The Buddha-Bar Spa on the lower-ground floor runs 350 square metres with a small indoor pool (10 metres), hammam, three treatment rooms, and a tea-ceremony room. Treatments are Asian-themed: Thai oil, Balinese stone, the brand's own "Hommage à Bouddha" signature ritual. The hotel sits within Eastwest Hospitality (the Czech operator that has held the franchise since opening) and in addition runs a private Buddha-Bar Beach Concept summer programme at Lake Lipno in southern Bohemia. Position is the property's primary virtue: 90 seconds to the Old Town Square, two minutes to the Astronomical Clock, four minutes to the Charles Bridge, with the basilica directly behind insulating the building from the Old Town tourist throughflow. The hotel's Asian-design vocabulary remains the unusual register of luxury in Prague — neither the Mucha-romantic mode of the Mandarin Oriental nor the Belle Époque grand-hotel vocabulary of the Almanac X Alcron, but a Paris-via-Goa contemporary alternative.
For Prague bachelor and bachelorette weekends Buddha-Bar Hotel is the city's reigning Old Town answer. The DJ programme Wednesday through Saturday, the basilica-side address that does not require a taxi to anywhere in central Prague, the Suites large enough for group pre-drinks, the late-night kitchen running at the bar to 1 AM. The hotel arranges private tables with bottle service for groups of six and up.
A Prague anniversary at Buddha-Bar Hotel is the answer for couples who would rather book somewhere with energy than another stately period palace. Buddha Bar Suite for the milestone year — top-floor split-level with the basilica view; the restaurant downstairs handles the dinner; the spa programme runs couples' Asian rituals to the music heritage of the brand. The Old Town walk back from dinner is the second proposition.

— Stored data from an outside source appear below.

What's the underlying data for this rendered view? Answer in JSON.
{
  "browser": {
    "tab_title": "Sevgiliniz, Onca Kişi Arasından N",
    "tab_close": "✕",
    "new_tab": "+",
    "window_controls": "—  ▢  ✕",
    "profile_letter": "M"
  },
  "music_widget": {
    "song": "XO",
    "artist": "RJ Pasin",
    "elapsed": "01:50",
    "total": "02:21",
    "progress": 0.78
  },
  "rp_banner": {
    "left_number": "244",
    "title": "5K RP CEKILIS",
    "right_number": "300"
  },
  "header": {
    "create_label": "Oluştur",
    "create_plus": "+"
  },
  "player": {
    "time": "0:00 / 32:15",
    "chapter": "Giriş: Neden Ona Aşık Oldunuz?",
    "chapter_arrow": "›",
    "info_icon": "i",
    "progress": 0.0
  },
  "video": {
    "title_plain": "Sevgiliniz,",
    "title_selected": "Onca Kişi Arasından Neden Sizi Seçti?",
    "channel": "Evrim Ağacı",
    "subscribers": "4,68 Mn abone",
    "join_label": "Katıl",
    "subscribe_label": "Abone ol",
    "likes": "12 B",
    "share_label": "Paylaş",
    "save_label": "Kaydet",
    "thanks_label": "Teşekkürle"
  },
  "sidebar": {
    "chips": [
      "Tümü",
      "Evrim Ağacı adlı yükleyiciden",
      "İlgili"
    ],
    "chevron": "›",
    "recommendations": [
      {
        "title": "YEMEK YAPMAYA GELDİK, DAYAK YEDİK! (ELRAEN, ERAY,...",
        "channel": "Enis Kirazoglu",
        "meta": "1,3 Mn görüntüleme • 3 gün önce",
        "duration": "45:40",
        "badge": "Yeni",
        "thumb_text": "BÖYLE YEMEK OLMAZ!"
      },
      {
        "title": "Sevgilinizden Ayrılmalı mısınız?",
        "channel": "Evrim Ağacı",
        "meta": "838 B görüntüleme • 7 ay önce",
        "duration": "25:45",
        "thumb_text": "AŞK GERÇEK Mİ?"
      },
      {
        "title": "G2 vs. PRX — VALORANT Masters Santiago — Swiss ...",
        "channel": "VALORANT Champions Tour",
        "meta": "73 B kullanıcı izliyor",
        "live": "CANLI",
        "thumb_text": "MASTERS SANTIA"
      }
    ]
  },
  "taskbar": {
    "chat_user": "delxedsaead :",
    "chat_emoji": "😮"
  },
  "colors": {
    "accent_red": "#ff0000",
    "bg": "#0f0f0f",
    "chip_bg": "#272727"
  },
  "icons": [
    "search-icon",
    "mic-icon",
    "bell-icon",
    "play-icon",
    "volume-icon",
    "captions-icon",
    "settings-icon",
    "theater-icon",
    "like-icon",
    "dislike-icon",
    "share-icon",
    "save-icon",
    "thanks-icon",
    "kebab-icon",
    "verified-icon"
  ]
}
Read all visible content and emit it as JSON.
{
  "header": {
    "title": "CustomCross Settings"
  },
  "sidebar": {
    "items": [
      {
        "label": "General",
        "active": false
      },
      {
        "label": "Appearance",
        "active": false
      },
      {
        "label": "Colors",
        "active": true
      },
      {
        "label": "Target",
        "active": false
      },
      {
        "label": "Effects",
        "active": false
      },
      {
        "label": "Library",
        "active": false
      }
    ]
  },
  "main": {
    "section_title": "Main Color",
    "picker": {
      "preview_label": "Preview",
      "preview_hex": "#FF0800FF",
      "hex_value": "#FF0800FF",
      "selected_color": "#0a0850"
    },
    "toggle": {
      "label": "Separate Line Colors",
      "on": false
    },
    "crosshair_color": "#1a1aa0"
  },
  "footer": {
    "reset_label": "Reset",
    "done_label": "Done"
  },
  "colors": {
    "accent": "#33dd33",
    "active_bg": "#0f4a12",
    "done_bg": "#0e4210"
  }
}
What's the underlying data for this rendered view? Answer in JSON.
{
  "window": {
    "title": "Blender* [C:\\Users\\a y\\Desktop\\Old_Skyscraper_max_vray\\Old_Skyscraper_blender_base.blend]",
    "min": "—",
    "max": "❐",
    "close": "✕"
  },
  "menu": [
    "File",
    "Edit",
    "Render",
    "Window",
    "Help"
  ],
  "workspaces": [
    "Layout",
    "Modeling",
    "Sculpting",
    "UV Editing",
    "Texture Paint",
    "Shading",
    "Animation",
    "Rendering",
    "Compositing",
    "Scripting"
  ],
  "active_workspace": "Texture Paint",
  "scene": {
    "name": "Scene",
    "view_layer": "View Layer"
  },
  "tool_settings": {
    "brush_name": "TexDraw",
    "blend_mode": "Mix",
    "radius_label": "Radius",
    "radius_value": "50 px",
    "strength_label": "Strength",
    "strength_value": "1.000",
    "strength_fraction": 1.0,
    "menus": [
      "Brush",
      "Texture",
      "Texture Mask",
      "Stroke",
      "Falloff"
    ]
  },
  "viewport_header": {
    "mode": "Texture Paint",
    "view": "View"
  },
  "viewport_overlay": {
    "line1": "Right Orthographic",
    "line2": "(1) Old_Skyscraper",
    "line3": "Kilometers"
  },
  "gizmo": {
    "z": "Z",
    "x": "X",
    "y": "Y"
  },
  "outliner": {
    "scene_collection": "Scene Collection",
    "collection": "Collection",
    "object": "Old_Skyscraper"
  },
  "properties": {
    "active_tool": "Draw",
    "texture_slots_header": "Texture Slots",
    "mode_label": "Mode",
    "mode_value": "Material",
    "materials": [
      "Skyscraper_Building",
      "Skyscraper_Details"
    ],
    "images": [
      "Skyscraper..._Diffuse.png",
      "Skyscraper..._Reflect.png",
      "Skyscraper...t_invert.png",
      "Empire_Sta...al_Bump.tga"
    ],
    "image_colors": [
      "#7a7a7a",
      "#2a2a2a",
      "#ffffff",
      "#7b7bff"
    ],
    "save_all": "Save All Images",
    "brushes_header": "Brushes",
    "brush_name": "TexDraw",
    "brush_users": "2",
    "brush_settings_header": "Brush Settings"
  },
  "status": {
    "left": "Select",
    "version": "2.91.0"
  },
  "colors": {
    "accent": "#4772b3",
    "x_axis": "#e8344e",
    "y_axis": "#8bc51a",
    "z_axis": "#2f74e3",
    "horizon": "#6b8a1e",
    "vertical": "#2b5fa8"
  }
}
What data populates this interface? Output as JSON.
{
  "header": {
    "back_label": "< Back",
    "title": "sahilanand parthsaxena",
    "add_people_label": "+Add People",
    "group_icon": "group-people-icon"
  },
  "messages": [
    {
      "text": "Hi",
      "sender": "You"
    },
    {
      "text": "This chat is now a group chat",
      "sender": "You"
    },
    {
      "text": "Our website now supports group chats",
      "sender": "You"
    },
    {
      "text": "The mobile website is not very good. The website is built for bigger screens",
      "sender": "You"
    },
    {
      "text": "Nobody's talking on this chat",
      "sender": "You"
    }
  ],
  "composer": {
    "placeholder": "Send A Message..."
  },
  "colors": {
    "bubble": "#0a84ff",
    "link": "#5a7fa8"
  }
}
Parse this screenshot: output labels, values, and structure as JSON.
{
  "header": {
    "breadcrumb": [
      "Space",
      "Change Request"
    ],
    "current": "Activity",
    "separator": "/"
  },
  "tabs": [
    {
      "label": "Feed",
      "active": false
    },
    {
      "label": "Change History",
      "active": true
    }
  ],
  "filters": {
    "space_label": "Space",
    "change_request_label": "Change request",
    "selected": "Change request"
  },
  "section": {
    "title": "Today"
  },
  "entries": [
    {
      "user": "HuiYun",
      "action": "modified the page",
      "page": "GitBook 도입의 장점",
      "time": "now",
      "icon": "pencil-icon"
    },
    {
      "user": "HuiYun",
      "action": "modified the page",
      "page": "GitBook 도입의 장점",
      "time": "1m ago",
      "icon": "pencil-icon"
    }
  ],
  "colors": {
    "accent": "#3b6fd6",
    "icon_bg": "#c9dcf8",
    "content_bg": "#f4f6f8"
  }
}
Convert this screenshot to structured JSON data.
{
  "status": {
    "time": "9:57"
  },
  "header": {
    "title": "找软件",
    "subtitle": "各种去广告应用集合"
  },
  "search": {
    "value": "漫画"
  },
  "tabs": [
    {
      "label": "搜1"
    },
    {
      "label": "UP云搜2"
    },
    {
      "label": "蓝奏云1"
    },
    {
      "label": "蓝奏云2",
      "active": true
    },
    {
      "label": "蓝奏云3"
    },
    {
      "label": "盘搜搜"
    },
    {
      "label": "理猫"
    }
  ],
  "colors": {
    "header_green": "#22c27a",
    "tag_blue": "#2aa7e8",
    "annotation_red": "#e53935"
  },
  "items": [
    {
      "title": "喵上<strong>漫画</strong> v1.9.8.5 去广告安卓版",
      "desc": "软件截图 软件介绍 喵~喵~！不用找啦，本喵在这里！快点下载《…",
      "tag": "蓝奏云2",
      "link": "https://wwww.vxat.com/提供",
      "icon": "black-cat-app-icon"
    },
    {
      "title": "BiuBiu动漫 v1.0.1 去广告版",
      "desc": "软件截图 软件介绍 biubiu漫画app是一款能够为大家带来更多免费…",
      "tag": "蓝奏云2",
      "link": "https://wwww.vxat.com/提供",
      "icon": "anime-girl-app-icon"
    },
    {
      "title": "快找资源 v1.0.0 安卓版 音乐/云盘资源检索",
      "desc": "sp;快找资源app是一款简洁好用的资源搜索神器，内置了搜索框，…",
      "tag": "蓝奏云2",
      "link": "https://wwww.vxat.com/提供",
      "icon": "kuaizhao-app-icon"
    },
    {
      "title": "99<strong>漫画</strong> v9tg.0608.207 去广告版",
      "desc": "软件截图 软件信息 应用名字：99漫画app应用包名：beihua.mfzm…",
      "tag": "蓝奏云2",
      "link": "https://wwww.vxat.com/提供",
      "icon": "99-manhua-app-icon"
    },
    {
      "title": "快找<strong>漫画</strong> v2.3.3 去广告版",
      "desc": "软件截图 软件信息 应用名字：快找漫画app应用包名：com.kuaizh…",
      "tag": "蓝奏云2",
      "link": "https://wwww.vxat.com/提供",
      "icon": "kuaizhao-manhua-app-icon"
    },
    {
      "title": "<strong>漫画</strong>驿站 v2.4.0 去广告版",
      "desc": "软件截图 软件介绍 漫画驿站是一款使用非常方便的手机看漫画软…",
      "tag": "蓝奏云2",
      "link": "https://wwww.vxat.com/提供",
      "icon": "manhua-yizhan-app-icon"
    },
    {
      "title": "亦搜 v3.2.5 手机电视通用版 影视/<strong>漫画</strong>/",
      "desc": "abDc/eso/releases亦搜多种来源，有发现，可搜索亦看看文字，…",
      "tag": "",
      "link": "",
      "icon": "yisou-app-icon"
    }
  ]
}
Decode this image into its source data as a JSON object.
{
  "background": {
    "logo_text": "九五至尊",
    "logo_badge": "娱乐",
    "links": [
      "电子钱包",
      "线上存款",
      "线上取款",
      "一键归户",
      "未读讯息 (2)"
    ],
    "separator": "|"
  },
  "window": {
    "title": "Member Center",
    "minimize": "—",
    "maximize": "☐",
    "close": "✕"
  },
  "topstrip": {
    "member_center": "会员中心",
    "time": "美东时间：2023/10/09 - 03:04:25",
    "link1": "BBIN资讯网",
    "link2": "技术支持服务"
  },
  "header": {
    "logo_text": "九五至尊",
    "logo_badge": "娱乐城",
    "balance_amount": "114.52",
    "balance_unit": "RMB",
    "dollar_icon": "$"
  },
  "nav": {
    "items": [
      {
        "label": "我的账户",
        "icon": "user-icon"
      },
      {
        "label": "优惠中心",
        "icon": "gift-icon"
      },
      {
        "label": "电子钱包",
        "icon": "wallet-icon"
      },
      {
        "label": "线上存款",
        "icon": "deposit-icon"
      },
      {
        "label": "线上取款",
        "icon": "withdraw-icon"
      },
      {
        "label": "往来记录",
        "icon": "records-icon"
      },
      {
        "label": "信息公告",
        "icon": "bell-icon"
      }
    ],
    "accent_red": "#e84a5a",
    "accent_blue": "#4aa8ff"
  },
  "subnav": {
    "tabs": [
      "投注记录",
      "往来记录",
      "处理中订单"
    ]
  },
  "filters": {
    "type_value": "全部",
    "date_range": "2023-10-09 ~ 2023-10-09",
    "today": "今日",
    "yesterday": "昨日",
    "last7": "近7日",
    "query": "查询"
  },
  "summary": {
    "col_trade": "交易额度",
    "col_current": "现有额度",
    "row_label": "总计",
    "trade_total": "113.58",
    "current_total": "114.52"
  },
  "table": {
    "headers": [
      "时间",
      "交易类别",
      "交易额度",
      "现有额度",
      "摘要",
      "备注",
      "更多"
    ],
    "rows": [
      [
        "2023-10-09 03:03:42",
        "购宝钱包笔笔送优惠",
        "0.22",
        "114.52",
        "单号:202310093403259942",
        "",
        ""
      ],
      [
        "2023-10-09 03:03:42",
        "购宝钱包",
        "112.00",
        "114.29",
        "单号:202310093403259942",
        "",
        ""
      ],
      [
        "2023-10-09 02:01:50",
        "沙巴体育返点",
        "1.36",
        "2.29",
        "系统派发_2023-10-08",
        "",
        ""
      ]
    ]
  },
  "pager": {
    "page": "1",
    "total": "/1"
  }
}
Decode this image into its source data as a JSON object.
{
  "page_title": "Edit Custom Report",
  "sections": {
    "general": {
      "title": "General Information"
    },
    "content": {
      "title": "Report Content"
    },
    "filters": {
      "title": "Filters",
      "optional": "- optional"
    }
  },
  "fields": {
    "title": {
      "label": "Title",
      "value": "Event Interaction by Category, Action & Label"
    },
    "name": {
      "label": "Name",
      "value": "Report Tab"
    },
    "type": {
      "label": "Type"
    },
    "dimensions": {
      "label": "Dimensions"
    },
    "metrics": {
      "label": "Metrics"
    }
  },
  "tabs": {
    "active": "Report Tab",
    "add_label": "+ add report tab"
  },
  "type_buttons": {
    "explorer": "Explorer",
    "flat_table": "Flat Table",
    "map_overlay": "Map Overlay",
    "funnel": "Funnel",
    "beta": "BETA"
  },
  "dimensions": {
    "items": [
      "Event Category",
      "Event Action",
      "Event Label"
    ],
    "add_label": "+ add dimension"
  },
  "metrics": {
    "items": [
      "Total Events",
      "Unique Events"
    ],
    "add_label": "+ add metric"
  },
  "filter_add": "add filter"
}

For solo travellers who want a Prague city break with a cooked-in atmosphere rather than ten dinner reservations to make, Buddha-Bar works. The hotel-internal restaurant and bar programme means the property functions as the destination; the spa is calibrated for individual rituals; the Old Town location means every cultural site is within a fifteen-minute walk. The lobby café is a comfortable place to read; the bar is comfortable for one at any hour.
Jakubská 649/8
110 00 Prague 1
Czech Republic
Old Town Square 90 sec; Astronomical Clock 2 min; Charles Bridge 4 min walk; Náměstí Republiky metro 3 min walk
39 rooms (incl. 12 suites)
Karma Rooms from CZK 7,800/night
Mantra Suites from CZK 12,500/night
Nirvana Suites from CZK 18,000/night
Buddha Bar Suite from CZK 32,000/night
Check-in: 3:00 PM
Check-out: 12:00 PM
Opened October 2009; Eastwest Hospitality franchise; first Buddha-Bar Hotel globally
Buddha-Bar Restaurant (Pan-Asian)
Siddharta Café (all-day)
DJ programme Wed-Sat to 2am
350 sqm Buddha-Bar Spa
10m indoor pool
Heavy soundproofed rooms
From CZK 7,800/night (approximately €315). The Buddha Bar Suite books two months ahead for spring and autumn weekends; six months for New Year's Eve and the December Christmas Markets period. The restaurant takes reservations 30 days ahead.